Campi profughi saharawi, 18 maggio 2026 - Nella sede dell’Ufficio di coordinamento per le attività di sminamento del Sahara Occidentale, a Rabuni, è stato inaugurato domenica 17 maggio un corso di formazione dedicato all’Ufficio militare saharawi incaricato del monitoraggio del rispetto del diritto internazionale umanitario, in un’iniziativa che conferma l’attenzione delle istituzioni saharawi verso l’osservanza delle norme internazionali nei contesti di conflitto.
Alla cerimonia di apertura hanno preso parte il vice capo di stato maggiore dell’Esercito di liberazione del popolo saharawi, Taleb Ami Deih, insieme ai membri della delegazione del Comitato Internazionale della Croce Rossa, partner dell’iniziativa formativa.
Nel suo intervento inaugurale, Taleb Ami Deih ha rivolto un caloroso benvenuto alla delegazione della Croce Rossa Internazionale, esprimendo apprezzamento per il contributo fornito all’organizzazione del corso destinato ai quadri militari saharawi.
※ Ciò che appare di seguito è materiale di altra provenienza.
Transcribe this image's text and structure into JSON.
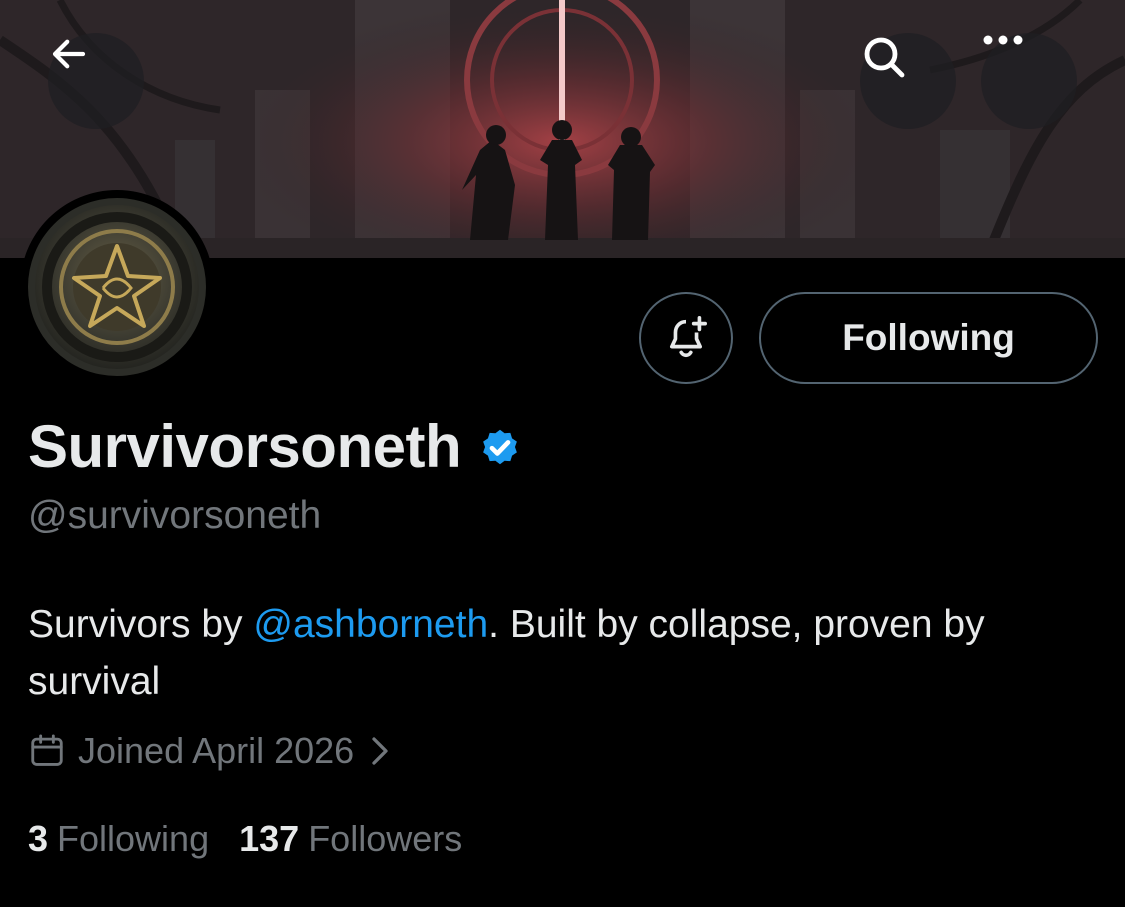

Il dirigente militare ha inoltre sottolineato l’impegno dell’esercito saharawi nel rispetto delle norme del diritto internazionale umanitario, evidenziando la condotta delle forze saharawi sul campo e il trattamento umano riservato ai prigionieri di guerra.
Il programma formativo, articolato in due giornate di lavoro, mira a rafforzare le competenze dei dirigenti militari saharawi in materia di diritto internazionale umanitario, attraverso approfondimenti sulle origini storiche di questa disciplina, sui principi giuridici che regolano le operazioni militari in tempo di conflitto e sulle responsabilità dei comandanti nel garantire il rispetto delle convenzioni internazionali.
Il corso prevede inoltre una panoramica sul ruolo, il mandato e le missioni del Comitato Internazionale della Croce Rossa, organismo centrale nella protezione delle vittime dei conflitti armati e nella promozione dell’applicazione delle norme umanitarie a livello internazionale.
L’iniziativa si inserisce nel quadro della cooperazione tra le istituzioni della Repubblica Araba Saharawi Democratica e gli organismi internazionali impegnati nella tutela del diritto umanitario, con l’obiettivo di consolidare una cultura istituzionale fondata sul rispetto della legalità internazionale anche in contesti di guerra.